Biglycan promotes hepatic fibrosis through activating heat shock protein 47

Abstract Background Biglycan (BGN) is a small leucine‐rich proteoglycan that participates in the production of excess extracellular matrix (ECM) and is related to fibrosis in many organs. However, the role of BGN in liver fibrosis remains poorly understood. This study aimed to investigate the role and mechanism of BGN in liver fibrosis. Methods Human liver samples, Bgn −/0 (BGN KO) mice and a human LX‐2 hepatic stellate cells (HSCs) model were applied for the study of experimental fibrosis.
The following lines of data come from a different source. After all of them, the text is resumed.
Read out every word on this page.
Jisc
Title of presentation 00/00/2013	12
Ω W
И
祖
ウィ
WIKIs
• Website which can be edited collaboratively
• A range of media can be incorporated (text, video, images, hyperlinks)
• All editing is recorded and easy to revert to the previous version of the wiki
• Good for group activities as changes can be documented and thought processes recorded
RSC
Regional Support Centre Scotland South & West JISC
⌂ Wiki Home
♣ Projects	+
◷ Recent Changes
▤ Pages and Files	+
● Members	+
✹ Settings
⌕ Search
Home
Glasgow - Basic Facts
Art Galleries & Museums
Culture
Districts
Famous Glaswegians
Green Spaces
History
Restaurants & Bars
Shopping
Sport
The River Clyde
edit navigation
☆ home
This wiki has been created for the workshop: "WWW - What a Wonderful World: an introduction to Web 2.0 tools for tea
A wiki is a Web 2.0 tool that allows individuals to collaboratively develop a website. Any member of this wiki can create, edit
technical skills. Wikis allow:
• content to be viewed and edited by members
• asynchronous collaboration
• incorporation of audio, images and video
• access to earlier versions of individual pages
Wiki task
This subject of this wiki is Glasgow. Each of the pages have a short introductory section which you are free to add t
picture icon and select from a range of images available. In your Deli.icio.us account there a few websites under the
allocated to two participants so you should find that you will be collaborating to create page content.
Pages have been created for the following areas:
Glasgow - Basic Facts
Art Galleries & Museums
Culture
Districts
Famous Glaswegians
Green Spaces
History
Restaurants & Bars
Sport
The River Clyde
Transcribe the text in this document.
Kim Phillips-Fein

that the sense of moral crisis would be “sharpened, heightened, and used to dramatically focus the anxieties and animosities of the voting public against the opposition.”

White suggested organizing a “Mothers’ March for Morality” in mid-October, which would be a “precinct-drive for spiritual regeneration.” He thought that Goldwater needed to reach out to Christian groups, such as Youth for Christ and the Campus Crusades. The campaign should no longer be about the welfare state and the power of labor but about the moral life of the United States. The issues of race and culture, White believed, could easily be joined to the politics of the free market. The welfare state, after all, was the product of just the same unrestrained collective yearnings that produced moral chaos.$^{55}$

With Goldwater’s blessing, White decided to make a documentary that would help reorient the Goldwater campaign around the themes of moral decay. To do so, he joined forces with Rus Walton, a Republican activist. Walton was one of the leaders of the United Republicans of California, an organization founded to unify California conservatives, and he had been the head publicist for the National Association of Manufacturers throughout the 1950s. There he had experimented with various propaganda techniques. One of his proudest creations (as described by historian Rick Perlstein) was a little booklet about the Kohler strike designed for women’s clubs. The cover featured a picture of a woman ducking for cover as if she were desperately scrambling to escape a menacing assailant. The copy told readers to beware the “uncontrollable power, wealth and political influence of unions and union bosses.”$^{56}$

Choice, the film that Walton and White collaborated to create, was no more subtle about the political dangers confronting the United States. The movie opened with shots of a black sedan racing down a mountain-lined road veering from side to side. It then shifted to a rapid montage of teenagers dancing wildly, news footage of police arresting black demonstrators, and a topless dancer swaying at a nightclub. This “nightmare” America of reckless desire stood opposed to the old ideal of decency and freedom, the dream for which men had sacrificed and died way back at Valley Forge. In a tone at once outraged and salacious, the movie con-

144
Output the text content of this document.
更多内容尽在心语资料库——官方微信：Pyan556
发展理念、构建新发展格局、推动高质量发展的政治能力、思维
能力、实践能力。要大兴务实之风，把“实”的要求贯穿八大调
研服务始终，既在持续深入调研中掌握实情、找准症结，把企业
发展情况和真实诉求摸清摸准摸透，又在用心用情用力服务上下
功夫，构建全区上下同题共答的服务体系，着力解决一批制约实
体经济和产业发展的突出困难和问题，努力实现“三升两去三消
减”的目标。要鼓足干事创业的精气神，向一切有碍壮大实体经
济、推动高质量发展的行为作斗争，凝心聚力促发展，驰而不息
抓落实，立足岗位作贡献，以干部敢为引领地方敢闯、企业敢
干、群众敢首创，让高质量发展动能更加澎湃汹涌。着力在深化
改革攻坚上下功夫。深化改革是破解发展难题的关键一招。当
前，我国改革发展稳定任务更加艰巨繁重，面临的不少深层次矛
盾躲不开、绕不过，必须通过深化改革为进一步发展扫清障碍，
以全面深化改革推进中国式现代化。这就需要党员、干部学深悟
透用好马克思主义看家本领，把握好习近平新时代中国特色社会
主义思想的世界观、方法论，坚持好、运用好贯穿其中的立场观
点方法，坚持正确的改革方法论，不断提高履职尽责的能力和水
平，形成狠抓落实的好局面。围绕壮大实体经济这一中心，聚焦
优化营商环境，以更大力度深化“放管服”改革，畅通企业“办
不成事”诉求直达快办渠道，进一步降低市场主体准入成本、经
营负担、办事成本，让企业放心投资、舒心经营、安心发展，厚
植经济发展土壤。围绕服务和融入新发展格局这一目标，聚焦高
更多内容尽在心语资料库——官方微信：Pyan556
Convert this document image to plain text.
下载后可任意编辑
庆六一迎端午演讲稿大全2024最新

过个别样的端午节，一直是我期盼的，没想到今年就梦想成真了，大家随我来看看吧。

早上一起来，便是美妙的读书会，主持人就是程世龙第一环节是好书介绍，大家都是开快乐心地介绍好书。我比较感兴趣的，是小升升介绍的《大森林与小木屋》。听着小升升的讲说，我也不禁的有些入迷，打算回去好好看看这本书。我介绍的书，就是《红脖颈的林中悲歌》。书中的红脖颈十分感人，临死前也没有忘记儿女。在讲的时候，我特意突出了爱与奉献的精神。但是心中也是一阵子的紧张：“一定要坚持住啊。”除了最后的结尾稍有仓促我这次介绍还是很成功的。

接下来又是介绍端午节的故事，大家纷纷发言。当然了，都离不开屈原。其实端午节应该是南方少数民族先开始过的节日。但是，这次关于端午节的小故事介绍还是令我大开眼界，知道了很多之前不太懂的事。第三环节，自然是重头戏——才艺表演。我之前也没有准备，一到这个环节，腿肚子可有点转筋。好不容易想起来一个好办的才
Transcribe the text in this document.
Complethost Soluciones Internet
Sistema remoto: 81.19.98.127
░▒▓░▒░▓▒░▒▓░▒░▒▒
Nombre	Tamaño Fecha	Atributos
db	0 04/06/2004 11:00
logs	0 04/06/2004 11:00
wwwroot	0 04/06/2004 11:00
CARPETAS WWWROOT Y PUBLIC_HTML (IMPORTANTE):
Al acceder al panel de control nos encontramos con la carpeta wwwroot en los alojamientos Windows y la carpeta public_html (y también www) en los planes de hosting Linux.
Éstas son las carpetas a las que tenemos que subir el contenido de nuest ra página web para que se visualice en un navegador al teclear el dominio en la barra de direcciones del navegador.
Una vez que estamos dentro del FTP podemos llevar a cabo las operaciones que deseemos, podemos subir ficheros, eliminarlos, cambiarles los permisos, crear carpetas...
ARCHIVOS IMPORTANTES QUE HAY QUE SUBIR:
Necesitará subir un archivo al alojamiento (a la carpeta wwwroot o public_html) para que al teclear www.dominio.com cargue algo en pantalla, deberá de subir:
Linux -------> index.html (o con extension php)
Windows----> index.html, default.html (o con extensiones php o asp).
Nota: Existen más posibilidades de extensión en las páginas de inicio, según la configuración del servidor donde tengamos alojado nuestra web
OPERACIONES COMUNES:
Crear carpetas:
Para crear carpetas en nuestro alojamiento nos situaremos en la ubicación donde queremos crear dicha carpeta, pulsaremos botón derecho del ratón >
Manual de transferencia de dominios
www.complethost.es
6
GEO data and single‐cell RNA‐seq data of human liver tissue were analysed as a bioinformatic approach. Coimmunoprecipitation, immunofluorescence staining, western blotting and qRT–PCR were conducted to identify the regulatory effects of BGN on heat shock protein 47 (HSP47) expression and liver fibrosis. Results We observed that hepatic BGN expression was significantly increased in patients with fibrosis and in a mouse model of liver fibrosis. Genetic deletion of BGN disrupted TGF‐β1 pathway signalling and alleviated liver fibrosis in mice administered carbon tetrachloride (CCl 4 ). siRNA‐mediated knockdown of BGN significantly reduced TGF‐β1‐induced ECM deposition and fibroblastic activation in LX‐2 cells. Mechanistically, BGN directly interacted with and positively regulated the collagen synthesis chaperon protein HSP47. Rescue experiments showed that BGN promoted hepatic fibrosis by regulating ECM deposition and HSC activation by positively regulating HSP47. Conclusion Our data indicate that BGN promotes hepatic fibrosis by regulating ECM deposition and HSC activation through an HSP47‐dependent mechanism. BGN may be a new biomarker of hepatic fibrosis and a novel target for disease prevention and treatment.